Indians. Jackie. Big Train. Yankee Clipper. Monarchs.
Satchel Paige, Lou Boudreau, Steve Gromek and Larry Doby sit in the dugout during an Indians road game in the late 40’s. This photo grabbed me when I came across it due to the a wide range of personalities and diverse back stories of the players captured in it. In my opinion, the Bill Veeck owned Indians teams of the 1940’s are some of the more interesting teams in MLB history.
A great action shot of Jackie Robinson attempting to get back to third base during a game at Ebbets Field. This is an amazing photo with a much different perspective than I’m used to seeing. The fact that color photos from this era in Jackie’s career exist make me incredibly happy.

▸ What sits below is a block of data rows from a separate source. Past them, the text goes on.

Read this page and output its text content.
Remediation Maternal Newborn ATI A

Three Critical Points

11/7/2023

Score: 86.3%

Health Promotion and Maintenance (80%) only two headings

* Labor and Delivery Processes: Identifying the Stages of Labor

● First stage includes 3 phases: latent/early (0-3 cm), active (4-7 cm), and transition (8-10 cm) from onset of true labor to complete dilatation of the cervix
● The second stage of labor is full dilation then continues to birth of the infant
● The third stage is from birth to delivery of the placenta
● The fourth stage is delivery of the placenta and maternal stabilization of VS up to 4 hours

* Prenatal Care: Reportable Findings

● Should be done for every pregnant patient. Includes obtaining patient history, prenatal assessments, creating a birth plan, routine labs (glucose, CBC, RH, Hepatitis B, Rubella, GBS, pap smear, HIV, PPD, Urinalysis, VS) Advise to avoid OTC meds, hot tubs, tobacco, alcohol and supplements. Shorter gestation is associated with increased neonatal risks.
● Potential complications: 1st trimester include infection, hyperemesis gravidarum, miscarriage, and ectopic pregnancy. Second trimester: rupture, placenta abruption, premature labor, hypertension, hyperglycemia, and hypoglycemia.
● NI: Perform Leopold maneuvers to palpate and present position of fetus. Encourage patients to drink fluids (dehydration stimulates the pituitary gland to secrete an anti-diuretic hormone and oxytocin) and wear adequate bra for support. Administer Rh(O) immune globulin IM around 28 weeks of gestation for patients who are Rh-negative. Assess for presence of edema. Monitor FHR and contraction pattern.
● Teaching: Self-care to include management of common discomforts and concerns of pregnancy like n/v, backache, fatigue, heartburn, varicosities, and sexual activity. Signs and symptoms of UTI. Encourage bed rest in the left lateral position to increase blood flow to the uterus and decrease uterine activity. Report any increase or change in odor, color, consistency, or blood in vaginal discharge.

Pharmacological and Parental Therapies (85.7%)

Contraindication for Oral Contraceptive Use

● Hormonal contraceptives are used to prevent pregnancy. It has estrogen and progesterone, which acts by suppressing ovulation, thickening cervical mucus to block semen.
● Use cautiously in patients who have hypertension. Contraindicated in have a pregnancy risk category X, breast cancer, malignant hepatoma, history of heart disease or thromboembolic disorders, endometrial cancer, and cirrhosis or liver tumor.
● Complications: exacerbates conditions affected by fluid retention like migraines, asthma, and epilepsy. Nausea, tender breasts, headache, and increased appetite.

Walter Johnson was known as being one of the most dominating pitchers during his 21 year career with the Washington Senators. After finding the above photo of Johnson at-bat, I was curious as to how he handled himself with the bat. As it turns out, he wasn’t so bad and had a career batting average of .235, with 547 hits, in which 24 were home runs. For a pitcher who spent a large chunk of his career in the dead-ball era, that’s quite impressive.
While researching the Big Train, it came to my attention that he won the AL MVP not once, but twice (1913 & 1924). Looking at his batting stats from his MVP seasons, he also had great years at the plate. Johnson was the total package.
1936. Joe DiMaggio connects for a hit during his rookie season as a member of the Yankees. While I knew that DiMaggio didn’t wear #5 during his rookie season, it didn’t occur to me that he wore #9 until I came across this photo.
Maybe it’s the nerdy baseball side of me speaking, but if DiMaggio stuck with #9, imagine how that would have played into the Ted Williams and DiMaggio rivalry and overall story line. What if the infamous DiMaggio for Williams trade would have actually happened? Would #9 have been retired by the Yankees in honor of both men? These are the kinds of hypothetical baseball questions that I love, regardless of how absurd they may be.
Kansas City Monarchs
Members of the Kansas City Monarchs pose for a team photo in the early 1950’s. This photo sparked my interest as it features a young Ernie Banks (5th from right) and Buck O’Neil (furthest to right) during his time as player-manager for the Monarchs. Who would have guessed back in the 1950’s that these two men would end up making such an unbelievable impact on the game of baseball during their lives, both on and off the field?
Also, I was not aware that the Monarchs of this era wore their numbers on their pants? I absolutely love this and wish it would it make a comeback.